On a class of conserved phase field systems with a maximal monotone perturbation

TL;DR

This paper establishes existence, regularity, and uniqueness of solutions for a perturbed Cahn-Hilliard phase field system with maximal monotone operators, and explores a sliding mode control law for temperature and phase regulation.

Contribution

It introduces a novel analysis for a phase field system with maximal monotone perturbation and applies sliding mode control to regulate temperature and phase.

Findings

Proved existence and regularity of solutions.

Established continuous dependence and uniqueness.

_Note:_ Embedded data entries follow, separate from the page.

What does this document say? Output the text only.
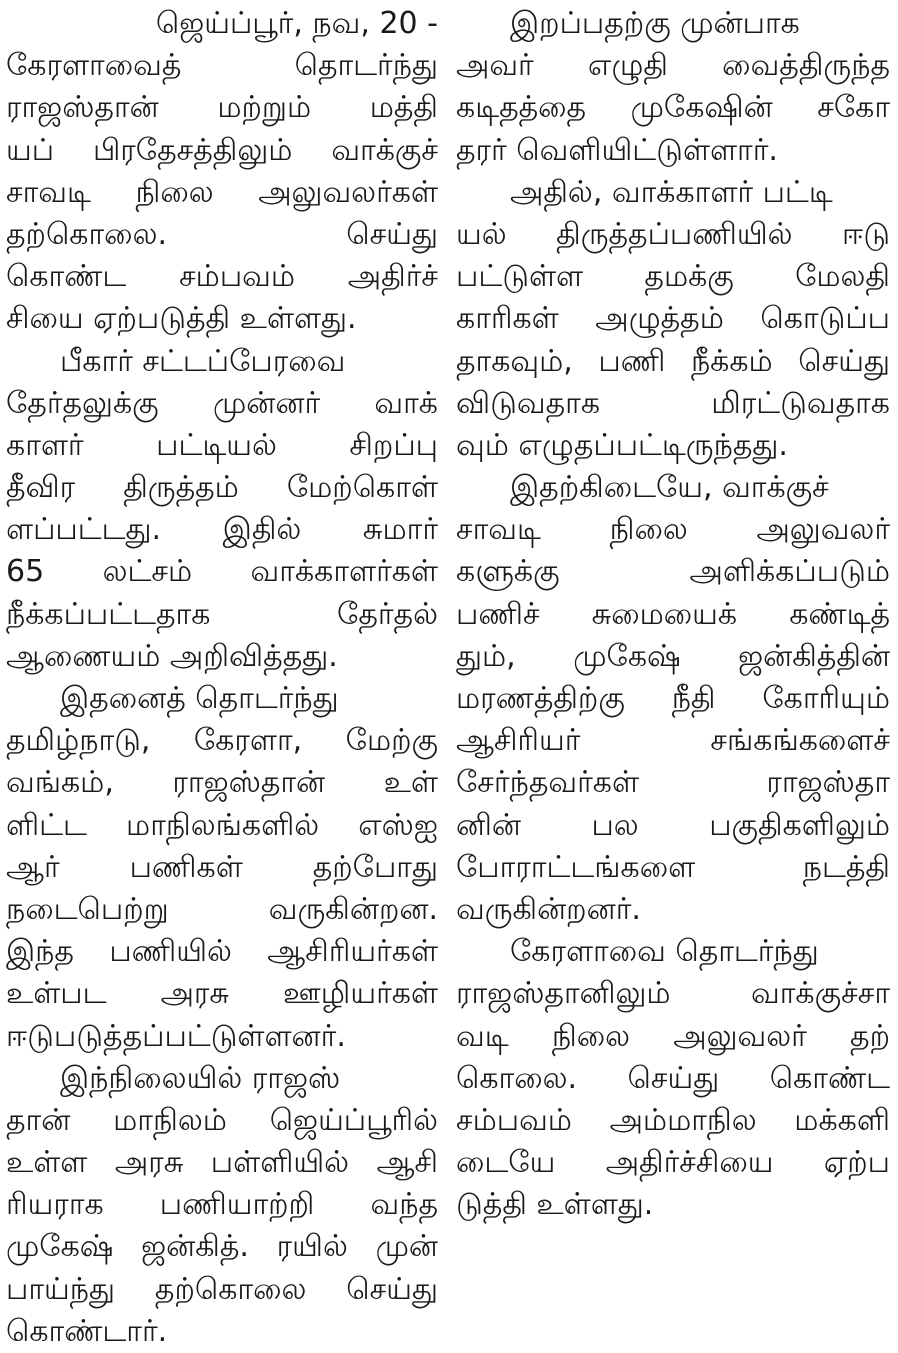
ஜெய்ப்பூர், நவ, 20 -
கேரளாவைத் தொடர்ந்து
ராஜஸ்தான் மற்றும் மத்தி
யப் பிரதேசத்திலும் வாக்குச்
சாவடி நிலை அலுவலர்கள்
தற்கொலை. செய்து
கொண்ட சம்பவம் அதிர்ச்
சியை ஏற்படுத்தி உள்ளது.
பீகார் சட்டப்பேரவை
தேர்தலுக்கு முன்னர் வாக்
காளர் பட்டியல் சிறப்பு
தீவிர திருத்தம் மேற்கொள்
ளப்பட்டது. இதில் சுமார்
65 லட்சம் வாக்காளர்கள்
நீக்கப்பட்டதாக தேர்தல்
ஆணையம் அறிவித்தது.
இதனைத் தொடர்ந்து
தமிழ்நாடு, கேரளா, மேற்கு
வங்கம், ராஜஸ்தான் உள்
ளிட்ட மாநிலங்களில் எஸ்ஐ
ஆர் பணிகள் தற்போது
நடைபெற்று வருகின்றன.
இந்த பணியில் ஆசிரியர்கள்
உள்பட அரசு ஊழியர்கள்
ஈடுபடுத்தப்பட்டுள்ளனர்.
இந்நிலையில் ராஜஸ்
தான் மாநிலம் ஜெய்ப்பூரில்
உள்ள அரசு பள்ளியில் ஆசி
ரியராக பணியாற்றி வந்த
முகேஷ் ஜன்கித். ரயில் முன்
பாய்ந்து தற்கொலை செய்து
கொண்டார்.
இறப்பதற்கு முன்பாக
அவர் எழுதி வைத்திருந்த
கடிதத்தை முகேஷின் சகோ
தரர் வெளியிட்டுள்ளார்.
அதில், வாக்காளர் பட்டி
யல் திருத்தப்பணியில் ஈடு
பட்டுள்ள தமக்கு மேலதி
காரிகள் அழுத்தம் கொடுப்ப
தாகவும், பணி நீக்கம் செய்து
விடுவதாக மிரட்டுவதாக
வும் எழுதப்பட்டிருந்தது.
இதற்கிடையே, வாக்குச்
சாவடி நிலை அலுவலர்
களுக்கு அளிக்கப்படும்
பணிச் சுமையைக் கண்டித்
தும், முகேஷ் ஜன்கித்தின்
மரணத்திற்கு நீதி கோரியும்
ஆசிரியர் சங்கங்களைச்
சேர்ந்தவர்கள் ராஜஸ்தா
னின் பல பகுதிகளிலும்
போராட்டங்களை நடத்தி
வருகின்றனர்.
கேரளாவை தொடர்ந்து
ராஜஸ்தானிலும் வாக்குச்சா
வடி நிலை அலுவலர் தற்
கொலை. செய்து கொண்ட
சம்பவம் அம்மாநில மக்களி
டையே அதிர்ச்சியை ஏற்ப
டுத்தி உள்ளது.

Demonstrated finite-time convergence under sliding mode control.

Abstract

We prove existence and regularity for the solutions to a Cahn-Hilliard system describing the phenomenon of phase separation for a material contained in a bounded and regular domain. Since the first equation of the system is perturbed by the presence of an additional maximal monotone operator, we show our results using suitable regularization of the nonlinearities of the problem and performing some a priori estimates which allow us to pass to the limit thanks to compactness and monotonicity arguments. Next, under further assumptions, we deduce a continuous dependence estimate whence the uniqueness property is also achieved. Then, we consider the relating sliding mode control (SMC) problem and show that the chosen SMC law forces a suitable linear combination of the temperature and the phase to reach a given (space dependent) value within finite time.